Monsieur DUPONT décède. Sa succession se compose de ses biens propres (héritage de ses propres parents) et de la moitié des biens communs.
Les biens propres de l’époux (pour un total de 500 000 €) :
- un bien locatif d’une valeur de 200 000 €
- un compte titres pour 300 000 €
Les biens communs (pour un total de 1,4 M€) :
- la résidence principale d’une valeur de 800 000 €
- une résidence secondaire d’une valeur de 400 000 €
- des liquidités pour 200 000 €
Soit un actif successoral de 1 200 000 € (500 000 € de biens propres et 700 000 € représentant la moitié de la communauté).
Le patrimoine Madame DUPONT s’élève à 1 000 000 € (300 000 € de biens propres et 700 000 € de biens communs).
Madame DUPONT souhaiterait être propriétaire de la totalité de la résidence principale et que le surplus revienne à leurs enfants. Elle choisit donc de cantonner son émolument sur la moitié de la résidence principale dépendant de la succession (400 000 €).
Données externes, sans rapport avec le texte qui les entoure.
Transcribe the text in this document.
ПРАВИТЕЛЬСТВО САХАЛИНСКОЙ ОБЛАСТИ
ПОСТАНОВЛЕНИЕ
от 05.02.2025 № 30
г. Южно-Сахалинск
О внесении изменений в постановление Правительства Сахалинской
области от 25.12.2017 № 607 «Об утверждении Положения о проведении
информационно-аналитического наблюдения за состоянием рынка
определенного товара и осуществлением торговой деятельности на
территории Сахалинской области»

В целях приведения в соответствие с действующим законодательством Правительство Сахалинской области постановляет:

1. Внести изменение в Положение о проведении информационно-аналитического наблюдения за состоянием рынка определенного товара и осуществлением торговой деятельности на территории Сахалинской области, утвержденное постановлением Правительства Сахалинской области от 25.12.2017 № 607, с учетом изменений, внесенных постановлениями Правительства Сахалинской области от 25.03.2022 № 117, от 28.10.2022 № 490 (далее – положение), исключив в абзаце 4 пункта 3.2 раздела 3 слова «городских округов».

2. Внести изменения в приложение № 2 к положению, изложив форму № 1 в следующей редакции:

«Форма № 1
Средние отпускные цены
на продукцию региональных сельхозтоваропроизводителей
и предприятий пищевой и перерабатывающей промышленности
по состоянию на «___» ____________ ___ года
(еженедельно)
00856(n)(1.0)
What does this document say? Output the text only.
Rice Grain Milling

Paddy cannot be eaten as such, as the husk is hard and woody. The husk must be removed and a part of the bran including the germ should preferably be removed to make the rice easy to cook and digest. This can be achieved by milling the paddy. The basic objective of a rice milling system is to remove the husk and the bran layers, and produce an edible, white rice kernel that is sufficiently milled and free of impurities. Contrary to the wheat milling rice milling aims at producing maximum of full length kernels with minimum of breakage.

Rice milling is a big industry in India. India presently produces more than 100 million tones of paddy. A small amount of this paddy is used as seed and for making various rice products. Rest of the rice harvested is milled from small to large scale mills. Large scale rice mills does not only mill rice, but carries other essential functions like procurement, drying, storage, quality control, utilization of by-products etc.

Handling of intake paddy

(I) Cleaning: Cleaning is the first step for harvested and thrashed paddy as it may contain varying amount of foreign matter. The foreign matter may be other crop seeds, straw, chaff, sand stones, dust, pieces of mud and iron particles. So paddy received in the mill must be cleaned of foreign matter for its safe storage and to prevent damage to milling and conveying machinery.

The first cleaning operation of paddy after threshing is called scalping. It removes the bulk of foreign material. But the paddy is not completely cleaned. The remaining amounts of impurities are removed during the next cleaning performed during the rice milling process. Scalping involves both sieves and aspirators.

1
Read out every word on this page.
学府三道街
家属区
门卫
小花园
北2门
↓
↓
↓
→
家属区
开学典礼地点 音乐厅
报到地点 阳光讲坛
Le reste des biens est dévolu aux enfants (pour un total de 800 000 €).
Madame DUPONT ne sera pas en indivision avec ses enfants sur sa résidence principale, et n’aura aucune fiscalité à acquitter (les époux sont exonérés de droits de succession et le droit de partage ne s’applique pas en cas de cantonnement).
Le cantonnement s’avère ainsi être un outil puissant pour mettre en œuvre une stratégie familiale et patrimoniale efficace.